Can you tell us about the work you do with the esports sector?

It’s interesting because we’re talking about gambling here but one of the sectors we’re growing in is games. We went into esports sponsorship and I can’t begin to tell you how much we’ve learnt. We started with a UK team that became a bit too expensive as it’s a premier team – Excel. In January 2020, we did a Neosurf Cup for League of Legends.
The December before that, I was introduced to what the esports arena is, at the League of Legends World Championship in Paris, and I was blown away with the enthusiasm and the quantity of people. We now sponsor teams called the Dire Wolves in Australia. That’s been an amazing success for us; they’ve got teams across different esports. We’re looking forward tothe FIFA eWorld Cup that they’ll be taking part in. We’ve learned about the enthusiasm, the size of the audience, the involvement the audience gets. I now can follow a League of Legends battle but back in December I had no idea what I was watching! Then we’ve got the team K1CK, that’s got a Portuguese element with five different teams, and a League of Legends team in Poland. There is a growing crossover with esports and betting.

Payments are boring. We are a payments service but payments itself is boring. The only way we can really improve and help our clients is by understanding how to convert. So our payment mechanism has to be something that will convert into a deposit. By working with the esports side, it’s really helped us cross over to the gambling side in terms of understanding the consumer.


You’ve achieved growth in the area of cash payments. But this is an intriguing topic, because cashless is on the rise and a lot of commentators say cash is dead. What’s your take on this view, especially given the growth you’ve seen?

We’ve got some very interesting stats on it. Cash, at the end of the day, was our core proposition. It’s true that in certain countries cashless and more digitised is taking over. We’ve seen the growth go with that. We’ve seen a massive rise in online sales of our vouchers. We’ve done some data to analyse whether that is purely Covid-driven or whether it’s a pattern. You can see with gamers and the pattern of timing that it’s not just to do with Covid. Even in the UK, and France which is our first country, cash vouchers are still being bought. Whether people are using their cashless card in the convenience store during Covid, we haven’t got the full answer to that.

But in some countries cash is the only way. Most of us who sit in this industry and talk about it live in a country where we’ve got a card that can be tapped. The other day I needed to tip someone and didn’t have any cash on me – it made me giggle considering the business we’re in. But there are other countries that aren’t like that, so cash is still important. We’re building our position in the US – some people say we’re late to the game but I say no, we wanted to wait and see how things panned out. Someone told me cash isn’t really important in the US – but I think that’s wrong. It costs you dollar to breathe in New York.
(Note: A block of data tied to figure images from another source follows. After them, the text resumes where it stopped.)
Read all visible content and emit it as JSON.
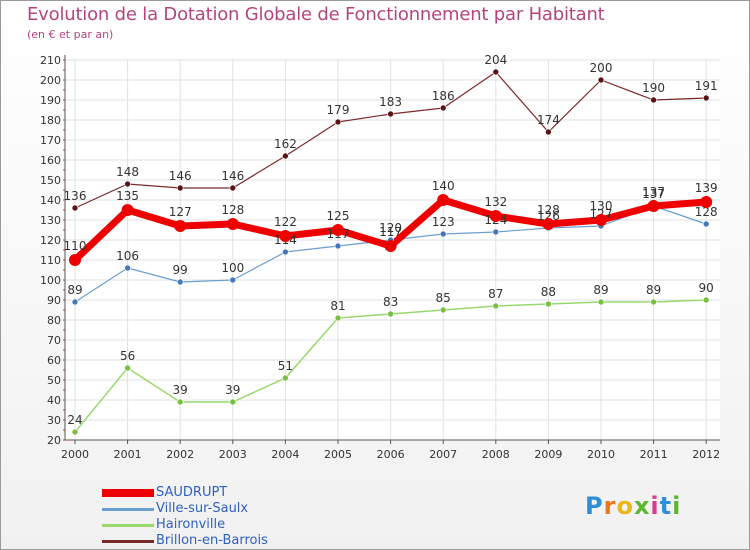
{
  "chart_data": {
    "type": "line",
    "title": "Evolution de la Dotation Globale de Fonctionnement par Habitant",
    "subtitle": "(en € et par an)",
    "xlabel": "",
    "ylabel": "",
    "ylim": [
      20,
      210
    ],
    "yticks": [
      20,
      30,
      40,
      50,
      60,
      70,
      80,
      90,
      100,
      110,
      120,
      130,
      140,
      150,
      160,
      170,
      180,
      190,
      200,
      210
    ],
    "grid": true,
    "legend_position": "bottom-left",
    "categories": [
      "2000",
      "2001",
      "2002",
      "2003",
      "2004",
      "2005",
      "2006",
      "2007",
      "2008",
      "2009",
      "2010",
      "2011",
      "2012"
    ],
    "series": [
      {
        "name": "Brillon-en-Barrois",
        "color": "#7b2a2a",
        "marker": "#5a1414",
        "width": 1.2,
        "radius": 3,
        "values": [
          136,
          148,
          146,
          146,
          162,
          179,
          183,
          186,
          204,
          174,
          200,
          190,
          191
        ]
      },
      {
        "name": "Haironville",
        "color": "#9ad86e",
        "marker": "#7ac040",
        "width": 1.5,
        "radius": 3,
        "values": [
          24,
          56,
          39,
          39,
          51,
          81,
          83,
          85,
          87,
          88,
          89,
          89,
          90
        ]
      },
      {
        "name": "Ville-sur-Saulx",
        "color": "#6a9fd0",
        "marker": "#4478b8",
        "width": 1.2,
        "radius": 3,
        "values": [
          89,
          106,
          99,
          100,
          114,
          117,
          120,
          123,
          124,
          126,
          127,
          137,
          128
        ]
      },
      {
        "name": "SAUDRUPT",
        "color": "#ee0000",
        "marker": "#ee0000",
        "width": 7,
        "radius": 6,
        "values": [
          110,
          135,
          127,
          128,
          122,
          125,
          117,
          140,
          132,
          128,
          130,
          137,
          139
        ]
      }
    ]
  },
  "legend": [
    "SAUDRUPT",
    "Ville-sur-Saulx",
    "Haironville",
    "Brillon-en-Barrois"
  ],
  "legend_colors": [
    "#ee0000",
    "#6a9fd0",
    "#9ad86e",
    "#7b2a2a"
  ],
  "brand": {
    "letters": [
      "P",
      "r",
      "o",
      "x",
      "i",
      "t",
      "i"
    ],
    "colors": [
      "#2e8fd8",
      "#e8781e",
      "#e8b818",
      "#5cb830",
      "#d83c8c",
      "#2e8fd8",
      "#5cb830"
    ]
  }
}
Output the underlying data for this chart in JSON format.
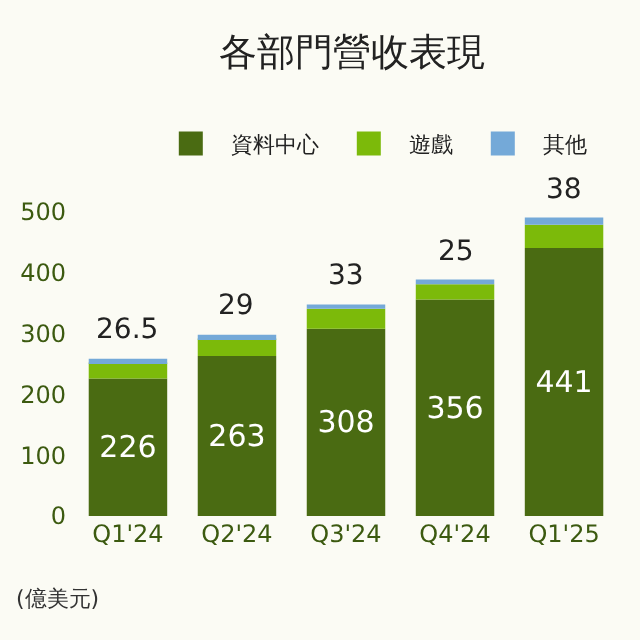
{
  "chart_data": {
    "type": "bar",
    "title": "各部門營收表現",
    "stacked": true,
    "categories": [
      "Q1'24",
      "Q2'24",
      "Q3'24",
      "Q4'24",
      "Q1'25"
    ],
    "series": [
      {
        "name": "資料中心",
        "color": "#4a6b12",
        "values": [
          226,
          263,
          308,
          356,
          441
        ],
        "value_labels": [
          "226",
          "263",
          "308",
          "356",
          "441"
        ]
      },
      {
        "name": "遊戲",
        "color": "#7cba0a",
        "values": [
          26.5,
          29,
          33,
          25,
          38
        ],
        "value_labels": [
          "26.5",
          "29",
          "33",
          "25",
          "38"
        ]
      },
      {
        "name": "其他",
        "color": "#74a9d8",
        "values": [
          6,
          6,
          7,
          8,
          12
        ]
      }
    ],
    "ylim": [
      0,
      500
    ],
    "yticks": [
      0,
      100,
      200,
      300,
      400,
      500
    ],
    "grid": false,
    "legend": "top",
    "annotations": [
      "(億美元)"
    ]
  }
}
I think PayNearMe are doing a really good service out there. We did a bit of research about prepaid cards – people are spending cash on gambling in America. But they’re going out and buying a prepaid card and then using that to deposit. It triggered to me when DraftKings decided to go into getting a prepaid card. It is still important – cash isn’t disappearing. However, there is a massive transition – about a third of our vouchers are issued digitally.
But cash definitely hasn’t died.


We certainly take your point about cash. But you have mentioned the trend of growth in digital, so how do you compete in this space given the heavy competition?

We bring two things here. We have more and more strength within our own digital service, so participating with the online distributors has really supported our position. It’s also our use of our Myneosurf wallet, by making that the best user experience and really learning how to make sure the consumer is looked after. I keep saying this but payments are boring and you’ve just got to get it right. You’ve got a whole lot of regulations and a whole process to go through. Less is more: simplicity.